Exploiting Double-Bounce Paths in Snapshot Radio SLAM: Bounds, Algorithms and Experiments

TL;DR

This paper explores the use of double-bounce NLoS radio paths in SLAM to improve localization and environmental mapping, deriving bounds, proposing algorithms, and validating with simulations and real measurements.

Contribution

It introduces a novel approach to leverage double-bounce NLoS paths in radio SLAM, including bounds derivation and path identification algorithms, enhancing accuracy and mapping.

Findings

Double-bounce NLoS paths improve localization accuracy.

Exploiting double-bounce paths reveals previously unobservable landmarks.
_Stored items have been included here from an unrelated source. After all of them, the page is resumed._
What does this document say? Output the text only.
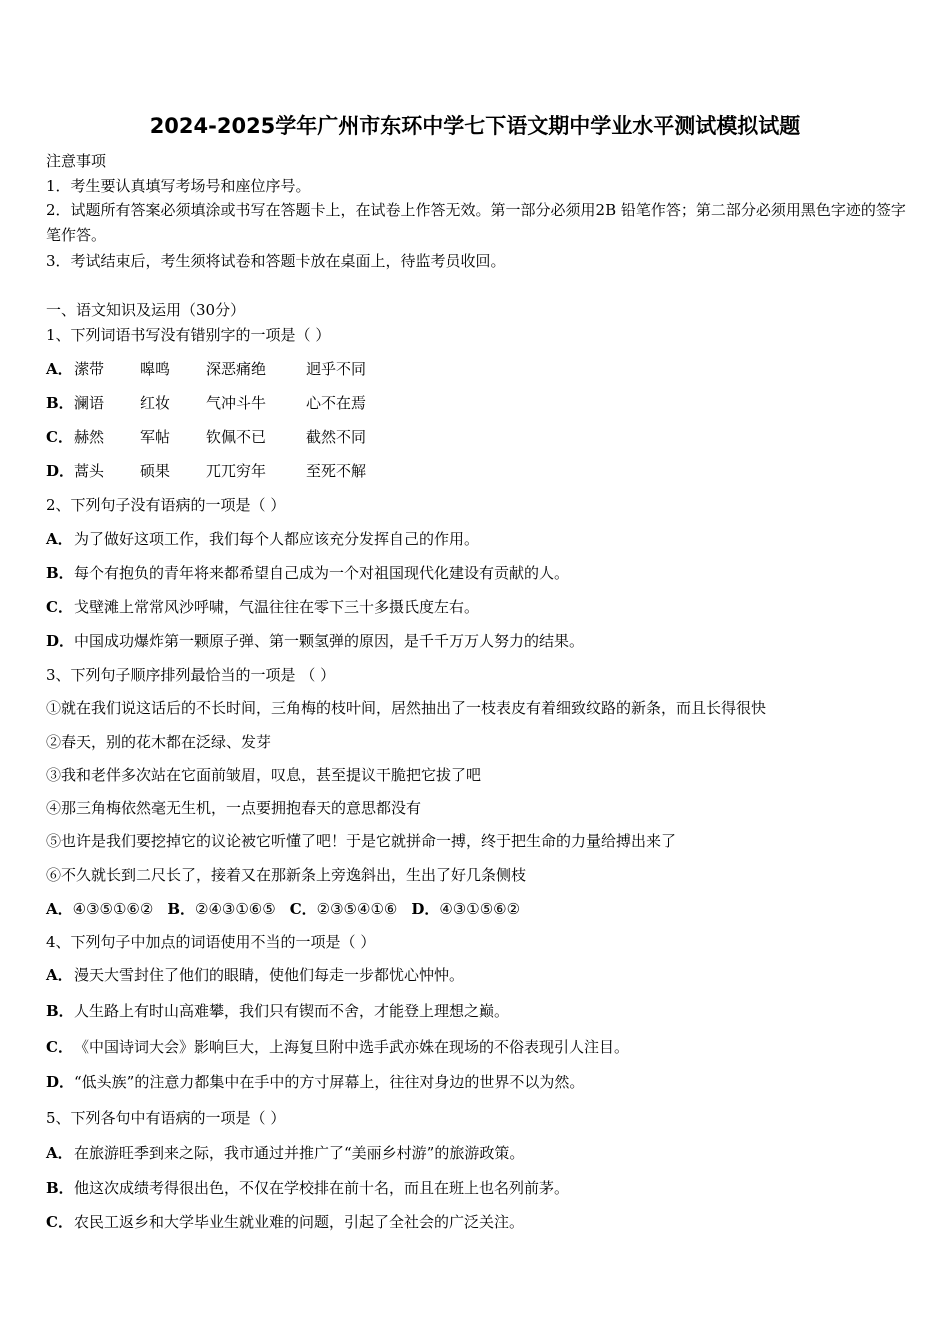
2024-2025学年广州市东环中学七下语文期中学业水平测试模拟试题
注意事项
1．考生要认真填写考场号和座位序号。
2．试题所有答案必须填涂或书写在答题卡上，在试卷上作答无效。第一部分必须用2B 铅笔作答；第二部分必须用黑色字迹的签字笔作答。
3．考试结束后，考生须将试卷和答题卡放在桌面上，待监考员收回。
一、语文知识及运用（30分）
1、下列词语书写没有错别字的一项是（ ）
A．潆带 嗥鸣 深恶痛绝	迥乎不同
B．澜语 红妆 气冲斗牛	心不在焉
C．赫然 军帖 钦佩不已	截然不同
D．蒿头 硕果 兀兀穷年	至死不解
2、下列句子没有语病的一项是（ ）
A．为了做好这项工作，我们每个人都应该充分发挥自己的作用。
B．每个有抱负的青年将来都希望自己成为一个对祖国现代化建设有贡献的人。
C．戈壁滩上常常风沙呼啸，气温往往在零下三十多摄氏度左右。
D．中国成功爆炸第一颗原子弹、第一颗氢弹的原因，是千千万万人努力的结果。
3、下列句子顺序排列最恰当的一项是 （ ）
①就在我们说这话后的不长时间，三角梅的枝叶间，居然抽出了一枝表皮有着细致纹路的新条，而且长得很快
②春天，别的花木都在泛绿、发芽
③我和老伴多次站在它面前皱眉，叹息，甚至提议干脆把它拔了吧
④那三角梅依然毫无生机，一点要拥抱春天的意思都没有
⑤也许是我们要挖掉它的议论被它听懂了吧！于是它就拼命一搏，终于把生命的力量给搏出来了
⑥不久就长到二尺长了，接着又在那新条上旁逸斜出，生出了好几条侧枝
A．④③⑤①⑥② B．②④③①⑥⑤ C．②③⑤④①⑥ D．④③①⑤⑥②
4、下列句子中加点的词语使用不当的一项是（ ）
A．漫天大雪封住了他们的眼睛，使他们每走一步都忧心忡忡。
B．人生路上有时山高难攀，我们只有锲而不舍，才能登上理想之巅。
C．《中国诗词大会》影响巨大，上海复旦附中选手武亦姝在现场的不俗表现引人注目。
D．“低头族”的注意力都集中在手中的方寸屏幕上，往往对身边的世界不以为然。
5、下列各句中有语病的一项是（ ）
A．在旅游旺季到来之际，我市通过并推广了“美丽乡村游”的旅游政策。
B．他这次成绩考得很出色，不仅在学校排在前十名，而且在班上也名列前茅。
C．农民工返乡和大学毕业生就业难的问题，引起了全社会的广泛关注。
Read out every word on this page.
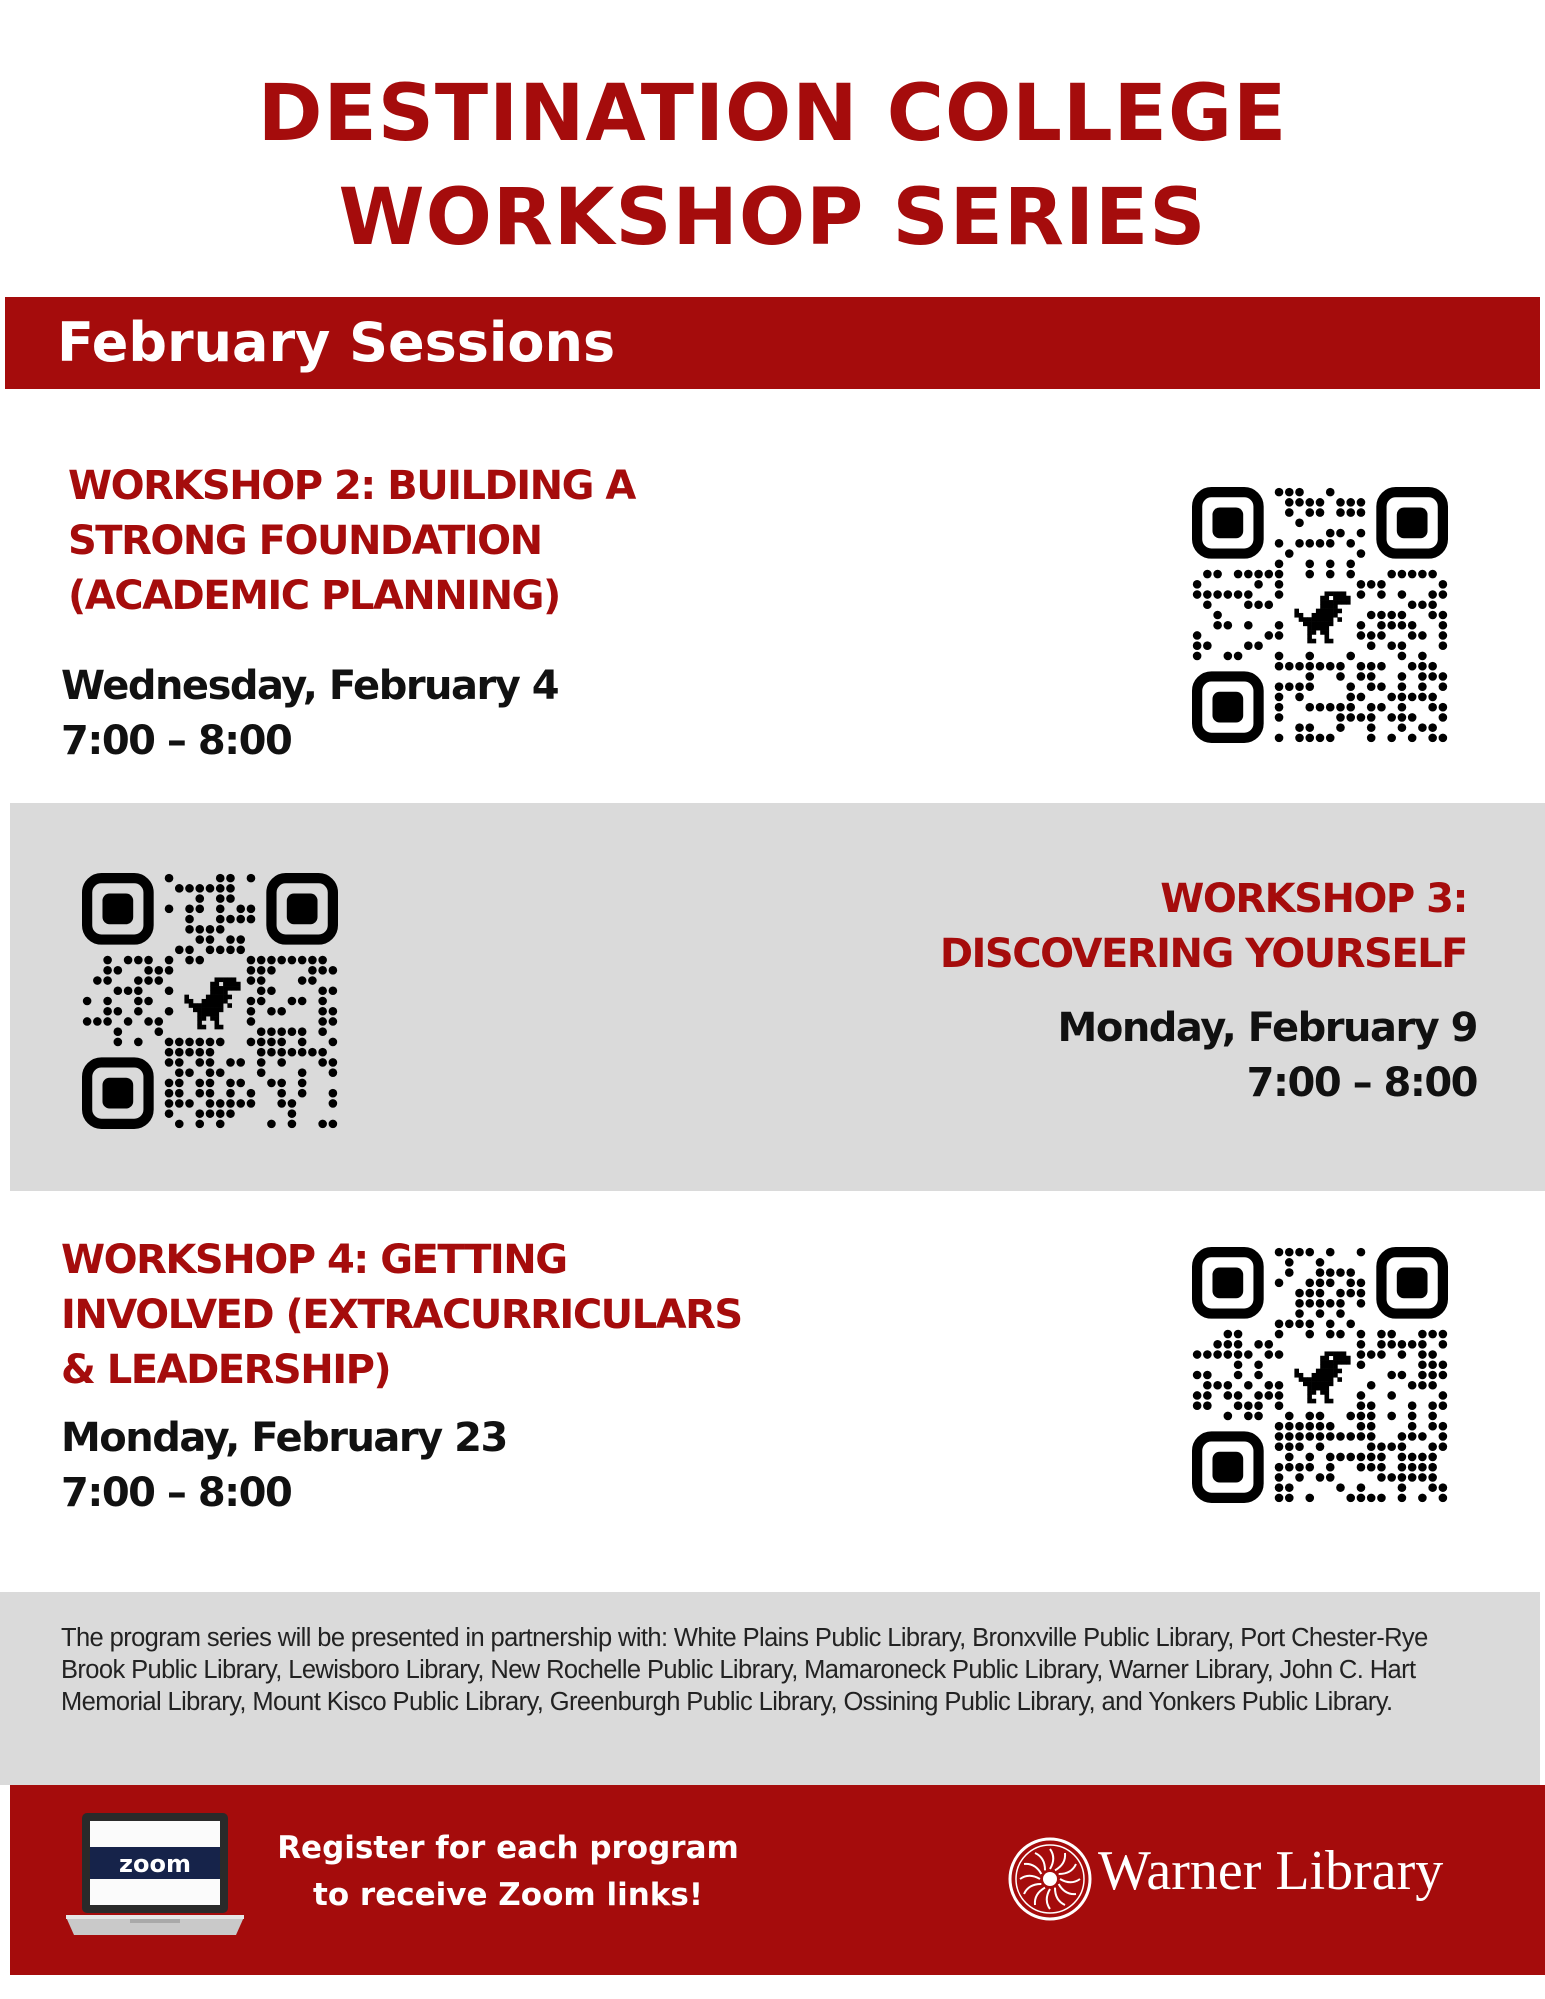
DESTINATION COLLEGE
WORKSHOP SERIES
February Sessions
WORKSHOP 2: BUILDING A
STRONG FOUNDATION
(ACADEMIC PLANNING)
Wednesday, February 4
7:00 – 8:00
WORKSHOP 3:
DISCOVERING YOURSELF
Monday, February 9
7:00 – 8:00
WORKSHOP 4: GETTING
INVOLVED (EXTRACURRICULARS
& LEADERSHIP)
Monday, February 23
7:00 – 8:00
The program series will be presented in partnership with: White Plains Public Library, Bronxville Public Library, Port Chester-Rye Brook Public Library, Lewisboro Library, New Rochelle Public Library, Mamaroneck Public Library, Warner Library, John C. Hart Memorial Library, Mount Kisco Public Library, Greenburgh Public Library, Ossining Public Library, and Yonkers Public Library.
zoom	Register for each program
to receive Zoom links!	Warner Library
Algorithms validated with mmWave 5G measurements show significant benefits.

Abstract

Radio-based simultaneous localization and mapping (SLAM) has the potential to provide precise user equipment (UE) localization and environmental sensing capabilities by exploiting radio signals. Most existing approaches leverage line-of-sight (LoS) and single-bounce non-line-of-sight (NLoS) paths solely, while higher-order NLoS paths are treated as disturbance. In this paper, we investigate the benefits of leveraging double-bounce NLoS paths for solving the bistatic snapshot radio SLAM problem. We derive the Cramer-Rao bound (CRB) for joint estimation of the UE state and landmark positions when double-bounce NLoS paths are present. In addition, we propose an algorithm to identify double-bounce NLoS paths and leverage them into joint UE and landmarks estimation. The derived bounds are validated through simulated data, and the proposed algorithms are evaluated using experimental millimeter wave (mmWave) measurements harnessing beamformed 5G cellular reference signals. The numerical and experimental results demonstrate that the double-bounce NLoS paths which share at least one incidence point (IP) with the single-bounce NLoS paths improve the estimation accuracy of the UE state and existing IPs of single-bounce NLoS paths. Importantly, exploiting double-bounce NLoS paths enhances environmental mapping capabilities by revealing landmarks that are unobservable with single-bounce NLoS paths alone.